Fine-tuned InceptionV3 on PTB-XL dataset to classify ECG images, securing 6th place in the George B. Moody PhysioNet Challenge 2024. Addressed challenges with real-world, deteriorated paper ECGs.
Workshop Report: Research Ideas and Outcomes, October 2024
L. Mugambi, G. Kiarie, J. Kabi, C. wa Maina, S. Mazumdar
A joint initiative by DSAIL and Gender Justice in STEM Research in Africa (GeJUSTA) to discuss designing data-science curriculum, strategies for achieving gender equity in data-science education, addressing new technological challenges in education and fostering multidisciplinary approaches to data-science education.
IEEE AFRICON
G. Kiarie, J. Kabi, L. Mugambi, C. wa Maina
Analyzed low-cost, low-power open-source boards (RPi, OpenMV) for off-grid data collection, optimizing for power consumption and processing capabilities in remote environments.
IEEE AFRICON
Y. Njathi, L. Wanjiku, L. Mugambi, et al.
Case study using YOLOv5 to auto-annotate wildlife images.

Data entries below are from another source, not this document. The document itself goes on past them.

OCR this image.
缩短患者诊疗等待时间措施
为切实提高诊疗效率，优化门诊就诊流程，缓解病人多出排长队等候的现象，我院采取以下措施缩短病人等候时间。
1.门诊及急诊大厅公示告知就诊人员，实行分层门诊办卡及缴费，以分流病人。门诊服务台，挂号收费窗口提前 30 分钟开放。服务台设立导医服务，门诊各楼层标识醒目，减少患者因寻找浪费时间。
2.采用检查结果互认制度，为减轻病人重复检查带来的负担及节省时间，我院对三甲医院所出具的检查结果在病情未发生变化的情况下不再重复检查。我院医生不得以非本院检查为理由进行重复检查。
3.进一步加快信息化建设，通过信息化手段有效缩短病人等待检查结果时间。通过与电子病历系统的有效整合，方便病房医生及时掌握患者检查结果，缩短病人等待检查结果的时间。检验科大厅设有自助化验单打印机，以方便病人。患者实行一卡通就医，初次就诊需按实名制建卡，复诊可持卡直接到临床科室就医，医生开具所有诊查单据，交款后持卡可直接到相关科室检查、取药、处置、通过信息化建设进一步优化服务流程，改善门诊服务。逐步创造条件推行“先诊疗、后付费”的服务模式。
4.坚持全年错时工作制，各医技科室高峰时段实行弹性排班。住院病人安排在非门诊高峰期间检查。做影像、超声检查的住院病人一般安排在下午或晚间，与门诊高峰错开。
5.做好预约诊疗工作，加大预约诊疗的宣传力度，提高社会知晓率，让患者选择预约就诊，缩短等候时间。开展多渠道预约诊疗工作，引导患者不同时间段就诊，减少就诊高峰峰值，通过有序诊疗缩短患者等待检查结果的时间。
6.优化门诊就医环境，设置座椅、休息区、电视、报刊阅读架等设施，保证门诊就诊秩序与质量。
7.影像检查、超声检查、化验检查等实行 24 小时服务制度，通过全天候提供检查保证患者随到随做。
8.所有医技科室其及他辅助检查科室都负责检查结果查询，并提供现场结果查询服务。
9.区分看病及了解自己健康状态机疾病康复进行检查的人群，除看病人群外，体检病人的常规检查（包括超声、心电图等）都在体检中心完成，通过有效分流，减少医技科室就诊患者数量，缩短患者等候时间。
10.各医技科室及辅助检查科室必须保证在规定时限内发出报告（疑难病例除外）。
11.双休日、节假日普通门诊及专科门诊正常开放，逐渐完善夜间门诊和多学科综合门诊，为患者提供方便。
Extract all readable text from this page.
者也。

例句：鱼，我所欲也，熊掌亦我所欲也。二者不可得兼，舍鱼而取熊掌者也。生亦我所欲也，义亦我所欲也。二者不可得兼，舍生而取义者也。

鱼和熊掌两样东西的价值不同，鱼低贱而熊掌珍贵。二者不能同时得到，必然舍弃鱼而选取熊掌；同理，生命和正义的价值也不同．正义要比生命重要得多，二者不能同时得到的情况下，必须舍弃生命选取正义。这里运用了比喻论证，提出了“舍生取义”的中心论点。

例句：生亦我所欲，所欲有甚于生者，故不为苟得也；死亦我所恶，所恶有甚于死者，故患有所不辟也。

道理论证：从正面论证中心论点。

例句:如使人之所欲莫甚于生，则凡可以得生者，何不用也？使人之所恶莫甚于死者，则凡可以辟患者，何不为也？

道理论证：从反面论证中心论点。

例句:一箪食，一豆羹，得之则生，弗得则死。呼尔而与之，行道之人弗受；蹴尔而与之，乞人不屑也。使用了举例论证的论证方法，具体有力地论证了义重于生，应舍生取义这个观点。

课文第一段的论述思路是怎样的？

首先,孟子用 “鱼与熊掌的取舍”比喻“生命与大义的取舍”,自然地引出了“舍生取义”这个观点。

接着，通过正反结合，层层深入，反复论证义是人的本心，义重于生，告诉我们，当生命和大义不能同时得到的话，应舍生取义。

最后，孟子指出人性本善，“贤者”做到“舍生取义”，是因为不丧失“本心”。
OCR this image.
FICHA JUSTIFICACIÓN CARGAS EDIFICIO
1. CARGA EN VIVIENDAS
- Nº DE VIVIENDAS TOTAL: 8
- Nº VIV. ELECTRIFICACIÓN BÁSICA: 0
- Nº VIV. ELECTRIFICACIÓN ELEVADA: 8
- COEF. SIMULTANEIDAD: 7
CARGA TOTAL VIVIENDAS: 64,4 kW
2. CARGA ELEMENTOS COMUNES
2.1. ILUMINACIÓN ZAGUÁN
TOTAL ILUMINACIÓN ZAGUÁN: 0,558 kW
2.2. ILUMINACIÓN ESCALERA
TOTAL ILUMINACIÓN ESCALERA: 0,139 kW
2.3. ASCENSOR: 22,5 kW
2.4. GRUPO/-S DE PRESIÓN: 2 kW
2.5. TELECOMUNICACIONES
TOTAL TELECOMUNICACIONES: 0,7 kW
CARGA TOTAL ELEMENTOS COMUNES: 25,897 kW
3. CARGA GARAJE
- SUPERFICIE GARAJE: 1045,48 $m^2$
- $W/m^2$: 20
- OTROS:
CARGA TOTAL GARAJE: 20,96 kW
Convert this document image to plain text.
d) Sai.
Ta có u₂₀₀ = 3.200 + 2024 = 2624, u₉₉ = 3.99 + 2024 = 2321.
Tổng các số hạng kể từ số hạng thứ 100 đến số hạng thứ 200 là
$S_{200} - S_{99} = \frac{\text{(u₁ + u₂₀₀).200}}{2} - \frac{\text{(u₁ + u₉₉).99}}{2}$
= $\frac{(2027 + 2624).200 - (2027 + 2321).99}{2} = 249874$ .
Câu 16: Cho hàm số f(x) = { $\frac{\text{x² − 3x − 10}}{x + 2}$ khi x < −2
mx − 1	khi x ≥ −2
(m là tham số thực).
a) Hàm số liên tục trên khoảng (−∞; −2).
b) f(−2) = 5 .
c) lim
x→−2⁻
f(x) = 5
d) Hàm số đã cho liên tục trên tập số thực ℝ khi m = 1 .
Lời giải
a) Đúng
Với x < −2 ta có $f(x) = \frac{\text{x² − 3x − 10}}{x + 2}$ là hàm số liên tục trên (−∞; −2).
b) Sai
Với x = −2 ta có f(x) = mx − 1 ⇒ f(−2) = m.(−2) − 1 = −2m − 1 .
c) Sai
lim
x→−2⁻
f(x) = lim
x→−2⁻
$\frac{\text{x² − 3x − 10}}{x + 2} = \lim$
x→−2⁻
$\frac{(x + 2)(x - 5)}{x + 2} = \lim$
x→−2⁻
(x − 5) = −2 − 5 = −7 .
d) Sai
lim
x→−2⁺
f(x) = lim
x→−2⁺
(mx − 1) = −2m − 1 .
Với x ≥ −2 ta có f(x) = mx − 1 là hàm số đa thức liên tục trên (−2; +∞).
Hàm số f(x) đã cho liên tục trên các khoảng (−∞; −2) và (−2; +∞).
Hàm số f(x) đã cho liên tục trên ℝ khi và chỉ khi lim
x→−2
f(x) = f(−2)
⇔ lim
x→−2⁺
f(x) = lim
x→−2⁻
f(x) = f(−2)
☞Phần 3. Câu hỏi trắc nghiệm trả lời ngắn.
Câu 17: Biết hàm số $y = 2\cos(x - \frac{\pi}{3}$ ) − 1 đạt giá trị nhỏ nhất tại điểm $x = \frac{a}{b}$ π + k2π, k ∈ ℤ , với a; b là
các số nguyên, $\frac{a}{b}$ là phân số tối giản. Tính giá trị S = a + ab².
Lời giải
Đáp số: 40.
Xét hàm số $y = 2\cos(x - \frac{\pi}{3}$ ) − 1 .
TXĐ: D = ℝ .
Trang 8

The model achieved human-level accuracy on 72% of the dataset, significantly reducing manual effort for conservationists.
7th DeKUT International Conference on Science, Technology, Innovation and Entrepreneurship, November 2023
G. Kiarie, L. Mugambi, J. Kabi, C. wa Maina
A study analyzing the representation of women in STEM in Africa by examining the genders of members of staff in STEM faculties from African universities, analyzing the genders of STEM-papers' authors from African universities, and conducting literature review to evaluate existing measures.
IST-Africa Conference, May 2022
L. Mugambi, C. wa Maina, L. Zühlke
Presented a web application for labeling echocardiography data to build datasets for ML models. A foundational step towards automating RHD screening in developing countries.
Mendeley Data, March 2022
L. Mugambi, G. Kiarie, J. Kabi, C. wa Maina
A dataset of camera trap images of wildlife species from a conservancy in Kenya with annotations. The camera traps were deployed from June 2021 to December 2021, capturing 6 categories of grazing mammals: Burchell's zebra, Defassa waterbuck, bushbuck, Common warthog, impala and the Syke's monkey.
For a complete list of publications, visit my
DSAIL-Tech4Wildlife Workshop - November 2023
A hands-on tutorial session covering the hardware setup, software configuration, and field deployment of low-cost camera traps for conservation monitoring.
I am currently compiling technical write-ups on my research. Check back soon!